In senso rigorosamente cristiano, è naturalmente una preghiera che lascia molto a desiderare. Ma, nonostante il tono assertorio con cui il filosofo francese tende a ribadire la serenità della propria coscienza in fatto di morale, quel che qui emerge non è l’orgoglio del razionalista ma piuttosto la sua umiltà, per quanto forse inconscia, ovvero la sua capacità di dubitare di una pretesa autosufficienza dell’umana razionalità e di riconoscere che, se “il dubbio è il primo passo verso la verità”, è tuttavia improbabile che quest’ultima possa esaurirsi in un procedimento critico-metodologico di tipo dubitativo: se da un punto di vista razionale la verità non può essere assoluta e definitiva, non si può d’altra parte pretendere razionalmente che l’ultima parola di ogni verità storico-umana sia un assoluto ed incontrovertibile relativismo conoscitivo e morale o religioso. Quel che sembra potersi dedurre è soprattutto il fatto che, per Diderot, e sia pure per il Diderot intimo e privato piuttosto che per quello pubblico o ufficiale, la partita tra ragione e fede, tra sapere scientifico e sentimento religioso, non solo non possa essere ritenuta impossibile ma risulti persino inevitabile e vantaggiosa per l’uno e l’altro termine. Il che, sia pure conflittualmente, non avrebbe tuttavia impedito al philosophe — è ciò che deve essere ben ribadito — di condurre un’aspra battaglia polemica contro il cristianesimo storico, teologico ed istituzionale, contro i suoi dogmi e la sua morale, benché poi, per quanto formalmente trasgressivo e libertino, egli assumesse spesso un atteggiamento morale piuttosto rigoroso che lo avrebbe indotto a nutrire per esempio una profonda antipatia umana per un uomo e un filosofo come La Mettrie, non solo a causa del suo meccanicismo, per niente condiviso dal pur materialista Diderot, ma anche per il suo viscerale immoralismo.

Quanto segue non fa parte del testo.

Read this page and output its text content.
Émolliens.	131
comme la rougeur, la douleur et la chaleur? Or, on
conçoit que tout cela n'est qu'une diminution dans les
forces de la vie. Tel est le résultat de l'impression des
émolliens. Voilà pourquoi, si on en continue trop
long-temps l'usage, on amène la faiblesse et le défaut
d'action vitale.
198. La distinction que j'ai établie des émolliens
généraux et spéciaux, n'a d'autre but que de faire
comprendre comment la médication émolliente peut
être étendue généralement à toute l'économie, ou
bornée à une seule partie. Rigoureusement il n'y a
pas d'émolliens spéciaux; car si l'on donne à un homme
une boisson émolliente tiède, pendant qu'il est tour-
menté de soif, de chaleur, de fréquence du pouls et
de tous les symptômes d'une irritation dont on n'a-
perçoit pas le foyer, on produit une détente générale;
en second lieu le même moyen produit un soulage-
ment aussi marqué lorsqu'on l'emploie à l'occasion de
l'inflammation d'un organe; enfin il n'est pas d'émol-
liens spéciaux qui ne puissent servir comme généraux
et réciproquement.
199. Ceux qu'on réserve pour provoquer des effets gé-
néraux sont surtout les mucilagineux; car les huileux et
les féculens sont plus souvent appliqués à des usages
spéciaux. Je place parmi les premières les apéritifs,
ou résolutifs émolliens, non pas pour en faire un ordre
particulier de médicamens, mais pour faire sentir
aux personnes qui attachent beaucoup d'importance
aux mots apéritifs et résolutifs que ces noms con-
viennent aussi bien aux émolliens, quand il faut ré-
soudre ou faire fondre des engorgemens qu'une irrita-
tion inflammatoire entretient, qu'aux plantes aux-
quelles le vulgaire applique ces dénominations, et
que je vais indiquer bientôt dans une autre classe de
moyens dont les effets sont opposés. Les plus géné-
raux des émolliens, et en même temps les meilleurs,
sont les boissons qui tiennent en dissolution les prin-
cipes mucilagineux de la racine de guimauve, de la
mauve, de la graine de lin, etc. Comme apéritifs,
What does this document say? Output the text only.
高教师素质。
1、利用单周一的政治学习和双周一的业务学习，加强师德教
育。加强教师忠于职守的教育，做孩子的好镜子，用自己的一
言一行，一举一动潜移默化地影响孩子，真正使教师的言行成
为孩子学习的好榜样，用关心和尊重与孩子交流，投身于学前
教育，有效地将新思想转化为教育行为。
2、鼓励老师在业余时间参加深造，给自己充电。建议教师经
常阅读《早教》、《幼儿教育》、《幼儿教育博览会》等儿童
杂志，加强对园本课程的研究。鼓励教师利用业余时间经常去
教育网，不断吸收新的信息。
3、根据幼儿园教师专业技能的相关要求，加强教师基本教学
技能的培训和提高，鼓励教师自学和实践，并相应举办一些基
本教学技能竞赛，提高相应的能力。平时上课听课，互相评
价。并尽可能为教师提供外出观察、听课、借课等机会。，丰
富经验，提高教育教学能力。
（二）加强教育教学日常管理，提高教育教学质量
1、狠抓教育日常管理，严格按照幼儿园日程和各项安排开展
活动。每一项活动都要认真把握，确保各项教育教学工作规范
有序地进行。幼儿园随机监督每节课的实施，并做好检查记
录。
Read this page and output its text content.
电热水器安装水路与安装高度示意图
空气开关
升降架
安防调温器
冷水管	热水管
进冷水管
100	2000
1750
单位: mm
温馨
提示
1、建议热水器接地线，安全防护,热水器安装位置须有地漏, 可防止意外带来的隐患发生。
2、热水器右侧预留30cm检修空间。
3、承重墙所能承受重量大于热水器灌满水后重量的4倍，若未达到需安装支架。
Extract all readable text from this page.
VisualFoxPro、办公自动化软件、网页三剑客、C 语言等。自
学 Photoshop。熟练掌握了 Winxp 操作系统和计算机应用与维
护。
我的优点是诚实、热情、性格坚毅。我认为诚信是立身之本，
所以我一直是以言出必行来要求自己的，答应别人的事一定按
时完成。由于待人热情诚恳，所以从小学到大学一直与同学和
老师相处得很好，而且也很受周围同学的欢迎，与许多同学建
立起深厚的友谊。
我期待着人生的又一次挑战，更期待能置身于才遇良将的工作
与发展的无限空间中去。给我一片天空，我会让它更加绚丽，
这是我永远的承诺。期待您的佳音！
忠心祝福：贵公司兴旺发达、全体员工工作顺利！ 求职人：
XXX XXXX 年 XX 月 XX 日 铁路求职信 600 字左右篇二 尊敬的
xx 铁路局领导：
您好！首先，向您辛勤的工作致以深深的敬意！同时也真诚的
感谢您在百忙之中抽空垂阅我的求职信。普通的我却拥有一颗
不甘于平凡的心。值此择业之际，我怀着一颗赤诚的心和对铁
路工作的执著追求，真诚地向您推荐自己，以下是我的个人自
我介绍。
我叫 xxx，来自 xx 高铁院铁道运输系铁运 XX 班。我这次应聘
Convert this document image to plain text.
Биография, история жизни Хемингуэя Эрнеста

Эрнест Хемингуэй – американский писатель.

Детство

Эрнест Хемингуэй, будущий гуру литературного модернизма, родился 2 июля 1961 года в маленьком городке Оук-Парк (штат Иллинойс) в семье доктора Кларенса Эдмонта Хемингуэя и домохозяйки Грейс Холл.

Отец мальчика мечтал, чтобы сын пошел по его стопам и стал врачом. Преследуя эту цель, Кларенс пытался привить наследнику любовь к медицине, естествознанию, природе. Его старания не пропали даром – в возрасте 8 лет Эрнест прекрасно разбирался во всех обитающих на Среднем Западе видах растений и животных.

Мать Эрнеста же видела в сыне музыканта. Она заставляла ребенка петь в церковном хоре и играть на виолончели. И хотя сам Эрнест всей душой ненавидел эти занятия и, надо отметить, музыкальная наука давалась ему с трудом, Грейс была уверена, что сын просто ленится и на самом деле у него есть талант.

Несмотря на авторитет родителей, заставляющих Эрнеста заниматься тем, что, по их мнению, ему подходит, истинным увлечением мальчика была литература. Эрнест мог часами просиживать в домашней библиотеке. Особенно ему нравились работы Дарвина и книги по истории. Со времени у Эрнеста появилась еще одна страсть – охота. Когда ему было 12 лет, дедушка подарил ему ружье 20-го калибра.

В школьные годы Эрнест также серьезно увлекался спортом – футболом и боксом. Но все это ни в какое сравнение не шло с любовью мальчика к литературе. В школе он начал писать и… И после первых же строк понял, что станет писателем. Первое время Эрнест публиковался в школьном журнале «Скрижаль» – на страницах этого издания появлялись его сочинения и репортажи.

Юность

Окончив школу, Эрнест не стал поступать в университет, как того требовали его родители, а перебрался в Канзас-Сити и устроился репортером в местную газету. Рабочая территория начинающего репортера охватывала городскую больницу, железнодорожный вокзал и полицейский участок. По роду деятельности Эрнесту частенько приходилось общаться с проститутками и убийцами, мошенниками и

Non potrà mai essere messa in discussione la razionalità laica e antidogmatica di Diderot, ma bisognerà forse riconoscere che essa è meno univoca e più tormentata e conflittuale di quanto non appaia nella letteratura critica diderotiana, perché, per quanto marcata e talvolta eccessiva sia la sua avversione cattolica ed anticlericale, certe espressioni usate dal philosophe nella composizione religiosa sopra citata, seppure non ancora rispondenti al grado di sincerità richiesto dalla preghiera cristiana, sembrano così spiritualmente ispirate e così poco riconducibili ad una fredda matrice deista, da indurre a ritenere che essa non costituisca un fatto episodico o occasionale nella sua vita più intima quanto piuttosto il venire esplosivamente alla luce di un nascosto e rimosso ma persistente e radicato sentimento religioso. Da una parte, in Diderot si leggono giudizi tremendi, anche se non completamente inattendibili dal punto di vista storico, come il seguente: «L’interesse ha generato i preti, i preti hanno generato i pregiudizi, i pregiudizi hanno generato le guerre, e le guerre dureranno finché ci saranno pregiudizi, i pregiudizi finché ci saranno i preti, e i preti finché ci sarà interesse a essere tali»43. Ed è anche vero che alla voce “Filosofo” dell’Encyclopédie, egli viene contrapponendo polemicamente, sebbene dogmaticamente, la grazia divina alla ragione umana, quasi che tra l’una e l’altra debba sussistere necessariamente un rapporto di incompatibilità: «la grazia determina il cristiano ad agire, la ragione determina il filosofo». Dall’altra, però, Diderot sente il bisogno spirituale di rivolgersi a Dio, per quanto nebulosamente se ne possa percepire la presenza, e ad un Dio di misericordia che perdona coloro che riconoscono le proprie colpe e se ne pentono (“tu hai dimenticato la mia colpa nel momento stesso in cui l’ho riconosciuta”), e questo rapporto tra la persona orante e il Dio invocato è tipico quanto meno di un credo religioso teistico e non deistico e quindi di un credo religioso opposto sia all’ateismo che all’agnosticismo, nonché diverso dal panteismo in quanto il divino non viene identificandosi con il mondo ma è sempre altro dal mondo esistente.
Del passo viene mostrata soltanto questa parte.